If you were to go out into today's movie theatres to see the result of that influence, you would need to look no further than The Great Wall starring Matt Damon, which may be considered to be a prime example of the intersection of Hollywood movies that were purposefully made to satisfy the Chinese government's sensibilities. The good news, if you can call it that, is that despite its bad reviews, it is reportedly much more watchable than the annual Academy Awards ceremony.

While the movie did alright financially in China, it got bad reviews in that country, even though it was crafted specifically for it. Meanwhile, two weeks into its run, it's clear that it won't be making much money from American audiences.

Hollywood is in desperate need of a turnaround artist to fix its multitude of problems. But can its current predicament, where poor quality defines its intended blockbuster products and absolutely permeates the televised award show where it purports to recognize the best work done within the motion picture industry, even be fixed at this point?

Believe it or not, the answer may lie with the Chinese government, who in its desire to halt the flight of capital from that country, is cracking down on Chinese businessmen to keep them from making "irrational" overseas investments in Hollywood film productions, among other unseemly investments, where they suspect that the investments are merely a means for moving large sums of money outside of the government's control.

Responding to the still-hypothetical question asked by Hollywood Reporter in response to that developing crack down, "What if China's money stream stops flowing to Hollywood?", Ed Driscoll speculated that the end of that flow of cash into Hollywood's odd accounting system might actually lead to better quality movies:

Movies might suck less, for one thing, since their plots and dialogue are often dumbed for foreign consumption — not to mention censored as well to placate the Chinese government. Or as even urban haute bourgeois* left Vanity Fair asked in August, "Did You Catch All the Ways Hollywood Pandered to China This Year?"

But would Hollywood movies not made to specifically pass muster with China's government do more poorly at the box office in that country?

There is an interesting example from the biggest money-making movie of 2016: Captain America: Civil War, which not only dominated the U.S. box office, it dominated box offices around the world, including in China.

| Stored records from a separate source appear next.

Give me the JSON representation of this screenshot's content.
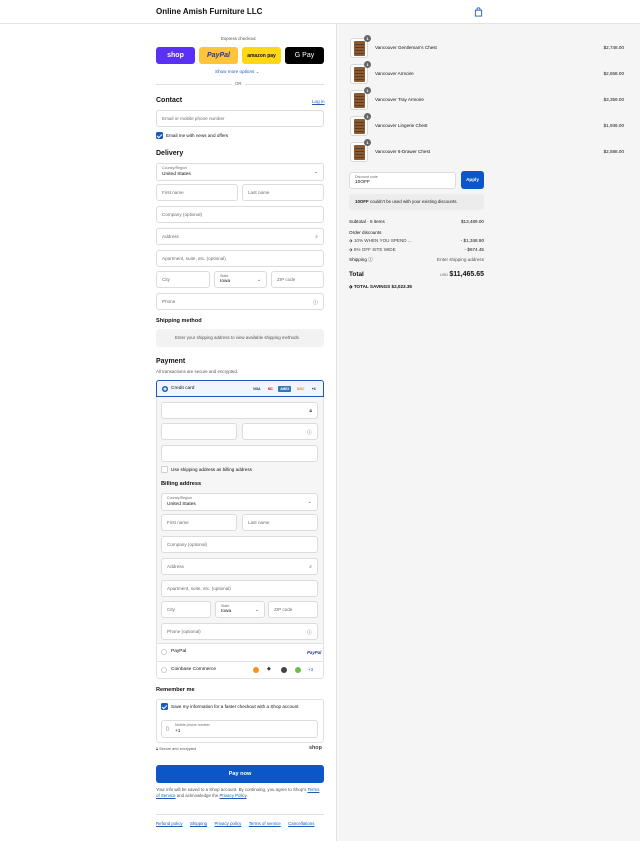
{
  "header": {
    "brand": "Online Amish Furniture LLC",
    "cart_icon": "shopping-bag-icon"
  },
  "express": {
    "label": "Express checkout",
    "buttons": [
      {
        "label": "shop",
        "color": "#5a31f4"
      },
      {
        "label": "PayPal",
        "color": "#ffc439"
      },
      {
        "label": "amazon pay",
        "color": "#ffd814"
      },
      {
        "label": "G Pay",
        "color": "#000000"
      }
    ],
    "more": "Show more options",
    "or": "OR"
  },
  "contact": {
    "title": "Contact",
    "login": "Log in",
    "email_placeholder": "Email or mobile phone number",
    "news_label": "Email me with news and offers"
  },
  "delivery": {
    "title": "Delivery",
    "country_label": "Country/Region",
    "country_value": "United States",
    "first_name": "First name",
    "last_name": "Last name",
    "company": "Company (optional)",
    "address": "Address",
    "apartment": "Apartment, suite, etc. (optional)",
    "city": "City",
    "state_label": "State",
    "state_value": "Iowa",
    "zip": "ZIP code",
    "phone": "Phone"
  },
  "shipping": {
    "title": "Shipping method",
    "message": "Enter your shipping address to view available shipping methods."
  },
  "payment": {
    "title": "Payment",
    "subtitle": "All transactions are secure and encrypted.",
    "credit_card": "Credit card",
    "card_brands": [
      "VISA",
      "MC",
      "AMEX",
      "DISC"
    ],
    "more_cards": "+4",
    "same_address": "Use shipping address as billing address",
    "paypal": "PayPal",
    "paypal_logo": "PayPal",
    "coinbase": "Coinbase Commerce",
    "coinbase_more": "+3"
  },
  "billing": {
    "title": "Billing address",
    "country_label": "Country/Region",
    "country_value": "United States",
    "first_name": "First name",
    "last_name": "Last name",
    "company": "Company (optional)",
    "address": "Address",
    "apartment": "Apartment, suite, etc. (optional)",
    "city": "City",
    "state_label": "State",
    "state_value": "Iowa",
    "zip": "ZIP code",
    "phone": "Phone (optional)"
  },
  "remember": {
    "title": "Remember me",
    "save_label": "Save my information for a faster checkout with a Shop account",
    "mobile_label": "Mobile phone number",
    "mobile_value": "+1",
    "secure": "Secure and encrypted",
    "shop_logo": "shop"
  },
  "pay": {
    "button": "Pay now",
    "note_1": "Your info will be saved to a Shop account. By continuing, you agree to Shop's",
    "terms": "Terms of Service",
    "note_2": "and acknowledge the",
    "privacy": "Privacy Policy",
    "note_end": "."
  },
  "footer": {
    "links": [
      "Refund policy",
      "Shipping",
      "Privacy policy",
      "Terms of service",
      "Cancellations"
    ]
  },
  "cart": {
    "items": [
      {
        "name": "Vancouver Gentleman's Chest",
        "price": "$2,748.00",
        "qty": "1"
      },
      {
        "name": "Vancouver Armoire",
        "price": "$2,658.00",
        "qty": "1"
      },
      {
        "name": "Vancouver Tray Armoire",
        "price": "$3,359.00",
        "qty": "1"
      },
      {
        "name": "Vancouver Lingerie Chest",
        "price": "$1,936.00",
        "qty": "1"
      },
      {
        "name": "Vancouver 6-Drawer Chest",
        "price": "$2,588.00",
        "qty": "1"
      }
    ],
    "discount_label": "Discount code",
    "discount_value": "10OFF",
    "apply": "Apply",
    "error_code": "10OFF",
    "error_text": "couldn't be used with your existing discounts.",
    "subtotal_label": "Subtotal · 5 items",
    "subtotal": "$13,489.00",
    "order_discounts": "Order discounts",
    "discounts": [
      {
        "name": "10% WHEN YOU SPEND ...",
        "amount": "- $1,348.90"
      },
      {
        "name": "5% OFF SITE WIDE",
        "amount": "- $674.45"
      }
    ],
    "shipping_label": "Shipping",
    "shipping_value": "Enter shipping address",
    "total_label": "Total",
    "currency": "USD",
    "total": "$11,465.65",
    "savings_label": "TOTAL SAVINGS",
    "savings": "$2,023.35"
  },
  "colors": {
    "accent": "#1a5bb8",
    "pay_button": "#0b57c9",
    "sidebar_bg": "#f5f5f5"
  }
}
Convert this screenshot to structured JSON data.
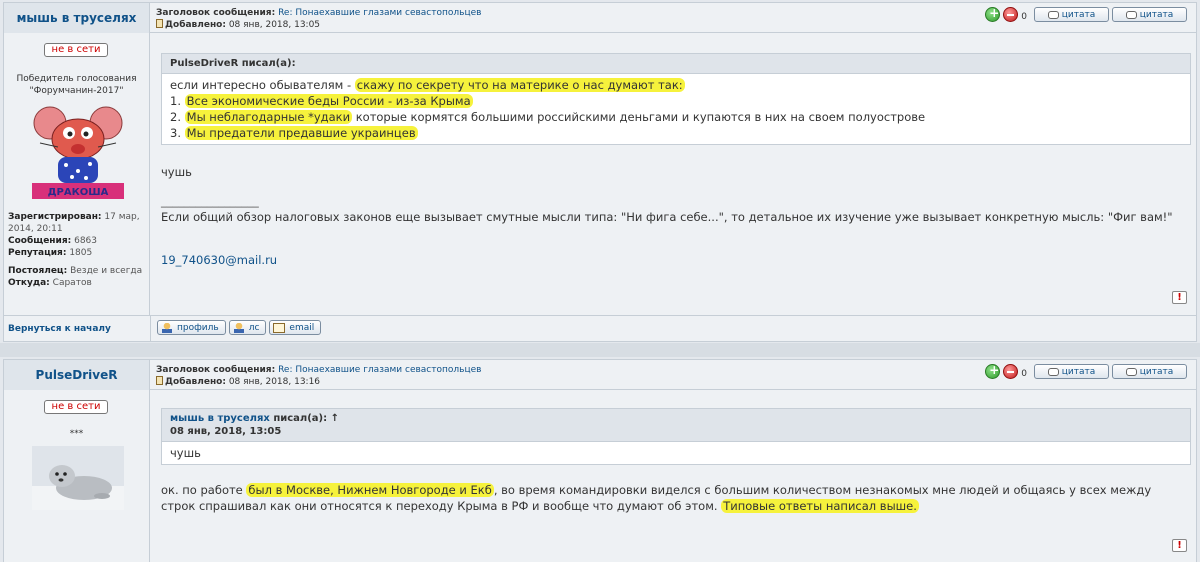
{
  "posts": [
    {
      "author": "мышь в труселях",
      "subject_label": "Заголовок сообщения:",
      "subject": "Re: Понаехавшие глазами севастопольцев",
      "added_label": "Добавлено:",
      "added": "08 янв, 2018, 13:05",
      "vote_count": "0",
      "quote_label": "цитата",
      "quote_label2": "цитата",
      "status": "не в сети",
      "rank_line1": "Победитель голосования",
      "rank_line2": "\"Форумчанин-2017\"",
      "avatar_caption": "ДРАКОША",
      "registered_label": "Зарегистрирован:",
      "registered": "17 мар, 2014, 20:11",
      "messages_label": "Сообщения:",
      "messages": "6863",
      "reputation_label": "Репутация:",
      "reputation": "1805",
      "resident_label": "Постоялец:",
      "resident": "Везде и всегда",
      "from_label": "Откуда:",
      "from": "Саратов",
      "quote": {
        "author": "PulseDriveR",
        "wrote": "писал(а):",
        "intro": "если интересно обывателям - ",
        "intro_hl": "скажу по секрету что на материке о нас думают так:",
        "item1_num": "1. ",
        "item1": "Все экономические беды России - из-за Крыма",
        "item2_num": "2. ",
        "item2_hl": "Мы неблагодарные *удаки",
        "item2_rest": " которые кормятся большими российскими деньгами и купаются в них на своем полуострове",
        "item3_num": "3. ",
        "item3": "Мы предатели предавшие украинцев"
      },
      "text": "чушь",
      "sig_line": "_________________",
      "signature": "Если общий обзор налоговых законов еще вызывает смутные мысли типа: \"Ни фига себе...\", то детальное их изучение уже вызывает конкретную мысль: \"Фиг вам!\"",
      "email_text": "19_740630@mail.ru"
    },
    {
      "author": "PulseDriveR",
      "subject_label": "Заголовок сообщения:",
      "subject": "Re: Понаехавшие глазами севастопольцев",
      "added_label": "Добавлено:",
      "added": "08 янв, 2018, 13:16",
      "vote_count": "0",
      "quote_label": "цитата",
      "quote_label2": "цитата",
      "status": "не в сети",
      "rank": "***",
      "quote": {
        "author": "мышь в труселях",
        "wrote": " писал(а): ↑",
        "date": "08 янв, 2018, 13:05",
        "text": "чушь"
      },
      "text_a": "ок. по работе ",
      "text_hl1": "был в Москве, Нижнем Новгороде и Екб",
      "text_b": ", во время командировки виделся с большим количеством незнакомых мне людей и общаясь у всех между строк спрашивал как они относятся к переходу Крыма в РФ и вообще что думают об этом. ",
      "text_hl2": "Типовые ответы написал выше."
    }
  ],
  "bottom_bar": {
    "back_to_top": "Вернуться к началу",
    "profile": "профиль",
    "pm": "лс",
    "email": "email"
  },
  "report_symbol": "!",
  "colors": {
    "link": "#105289",
    "highlight": "#f6f23c",
    "offline": "#cc0000"
  }
}
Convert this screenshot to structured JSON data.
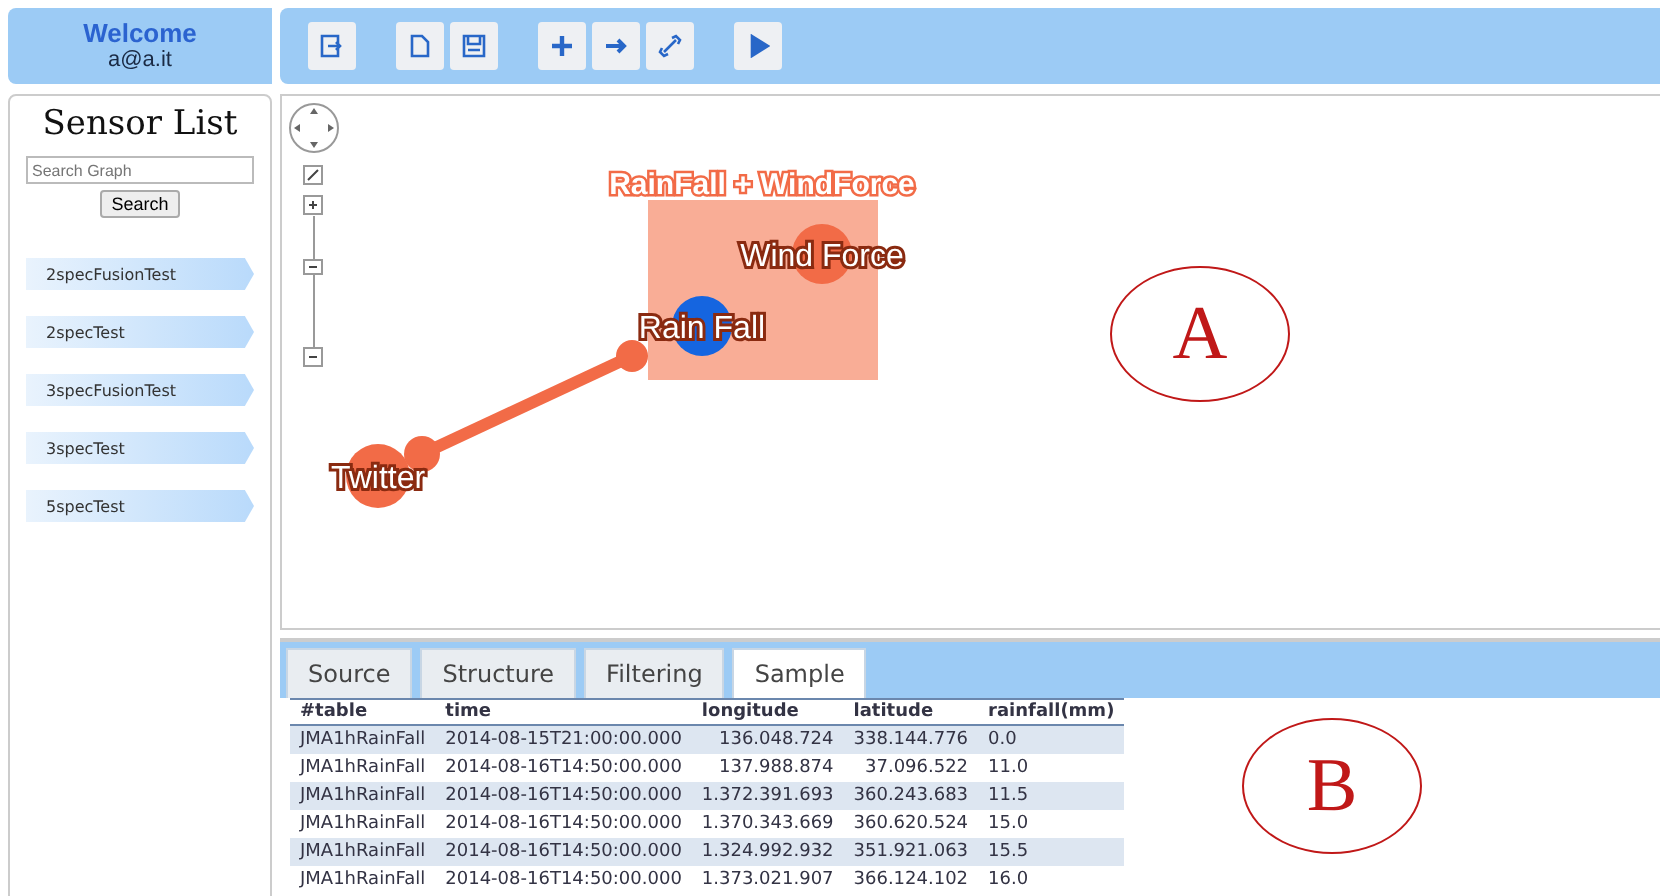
{
  "welcome": {
    "title": "Welcome",
    "user": "a@a.it"
  },
  "sidebar": {
    "title": "Sensor List",
    "search": {
      "placeholder": "Search Graph"
    },
    "search_button": "Search",
    "items": [
      {
        "label": "2specFusionTest"
      },
      {
        "label": "2specTest"
      },
      {
        "label": "3specFusionTest"
      },
      {
        "label": "3specTest"
      },
      {
        "label": "5specTest"
      }
    ]
  },
  "graph": {
    "group_label": "RainFall + WindForce",
    "nodes": [
      {
        "label": "Wind Force",
        "color": "#f26b47"
      },
      {
        "label": "Rain Fall",
        "color": "#1565e0"
      },
      {
        "label": "Twitter",
        "color": "#f26b47"
      }
    ]
  },
  "callouts": [
    "A",
    "B"
  ],
  "tabs": [
    {
      "label": "Source",
      "selected": false
    },
    {
      "label": "Structure",
      "selected": false
    },
    {
      "label": "Filtering",
      "selected": false
    },
    {
      "label": "Sample",
      "selected": true
    }
  ],
  "table": {
    "columns": [
      "#table",
      "time",
      "longitude",
      "latitude",
      "rainfall(mm)"
    ],
    "rows": [
      [
        "JMA1hRainFall",
        "2014-08-15T21:00:00.000",
        "136.048.724",
        "338.144.776",
        "0.0"
      ],
      [
        "JMA1hRainFall",
        "2014-08-16T14:50:00.000",
        "137.988.874",
        "37.096.522",
        "11.0"
      ],
      [
        "JMA1hRainFall",
        "2014-08-16T14:50:00.000",
        "1.372.391.693",
        "360.243.683",
        "11.5"
      ],
      [
        "JMA1hRainFall",
        "2014-08-16T14:50:00.000",
        "1.370.343.669",
        "360.620.524",
        "15.0"
      ],
      [
        "JMA1hRainFall",
        "2014-08-16T14:50:00.000",
        "1.324.992.932",
        "351.921.063",
        "15.5"
      ],
      [
        "JMA1hRainFall",
        "2014-08-16T14:50:00.000",
        "1.373.021.907",
        "366.124.102",
        "16.0"
      ]
    ]
  }
}
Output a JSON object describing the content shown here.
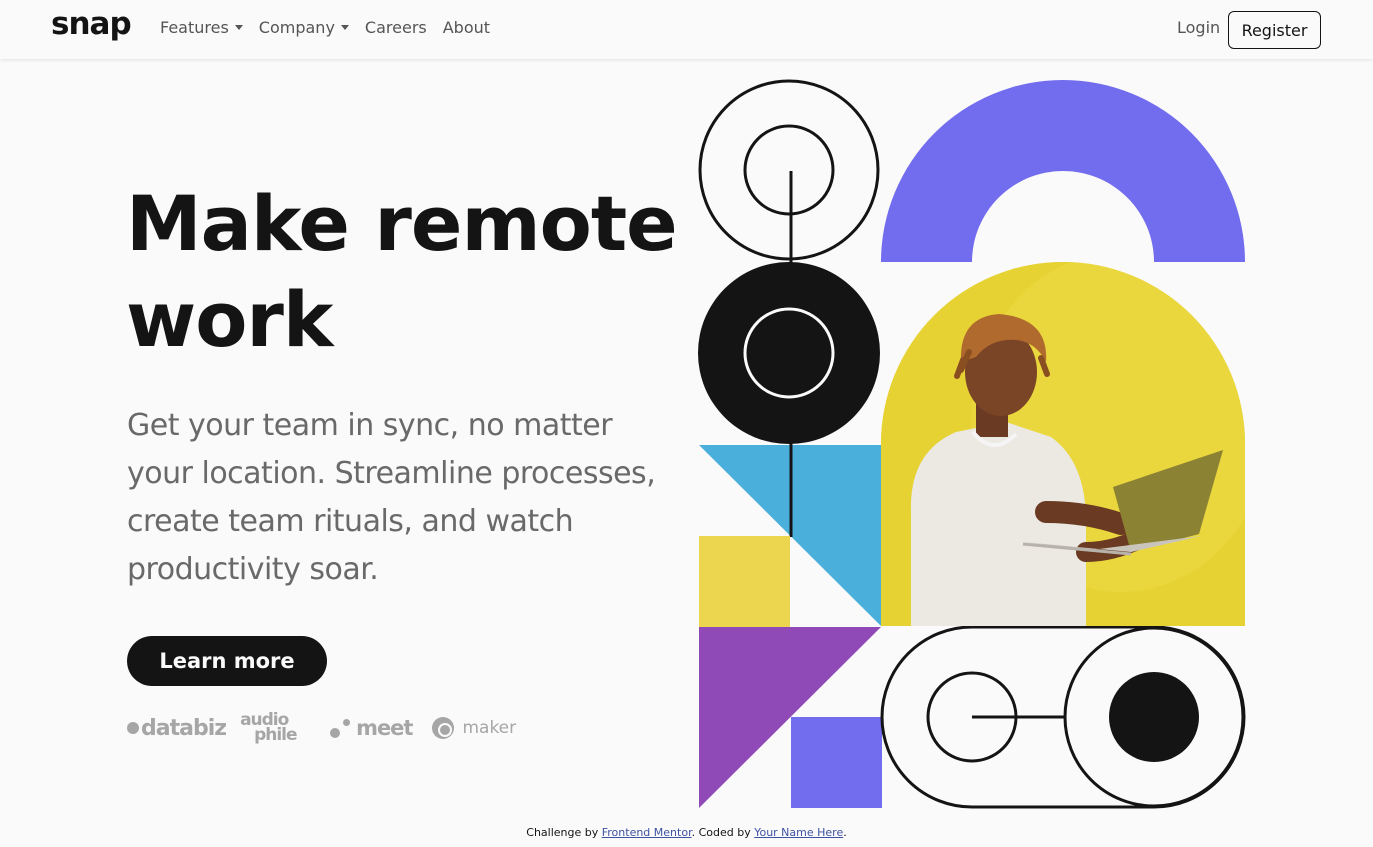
{
  "brand": {
    "logo": "snap"
  },
  "nav": {
    "items": [
      {
        "label": "Features",
        "has_dropdown": true
      },
      {
        "label": "Company",
        "has_dropdown": true
      },
      {
        "label": "Careers",
        "has_dropdown": false
      },
      {
        "label": "About",
        "has_dropdown": false
      }
    ],
    "login": "Login",
    "register": "Register"
  },
  "hero": {
    "title_line1": "Make remote",
    "title_line2": "work",
    "subtitle": "Get your team in sync, no matter your location. Streamline processes, create team rituals, and watch productivity soar.",
    "cta": "Learn more"
  },
  "clients": {
    "databiz": "databiz",
    "audiophile_1": "audio",
    "audiophile_2": "phile",
    "meet": "meet",
    "maker": "maker"
  },
  "footer": {
    "prefix": "Challenge by ",
    "link1": "Frontend Mentor",
    "middle": ". Coded by ",
    "link2": "Your Name Here",
    "suffix": "."
  },
  "colors": {
    "dark": "#141414",
    "purple": "#726cee",
    "blue": "#4bafdc",
    "yellow": "#ecd54f",
    "violet": "#904ab8",
    "muted_text": "#696969",
    "logo_gray": "#a6a6a6"
  }
}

Better still, it drew strongly positive reviews that praised the movie's intelligence:

Critics Consensus: Captain America: Civil War begins the next wave of Marvel movies with an action-packed superhero blockbuster boasting a decidedly non-cartoonish plot and the courage to explore thought-provoking themes.

If you go down the list of 2016's top money making films, you'll find similar global box office results and critical summaries for movies like Finding Dory, Zootopia and The Jungle Book, which all earned considerably more money overseas than they did in the United States while they were also critically praised for their thoughtful qualities.

The only exception in the Top 5 grossing moving of 2016 is Rogue One: A Star Wars Story, which wasn't cited for many thoughtful qualities by critics. And in fact, Rogue One was the only movie in the year's Top 30 that made more money in the U.S. than it did overseas.

Dumbing down a movie script to make it more appealing to another country's cinematic censors is the wrong way to go if Hollywood producers are really in the business of making entertaining or thought-provoking movies that make money. All things considered after this year's multiple Academy Awards fiascos however, we wonder if Hollywood's producers should even be considered to be part of the entertainment industry. If we had to guess, we would think that they're really in some form of organized crime, because that makes more sense than the accounting system they use.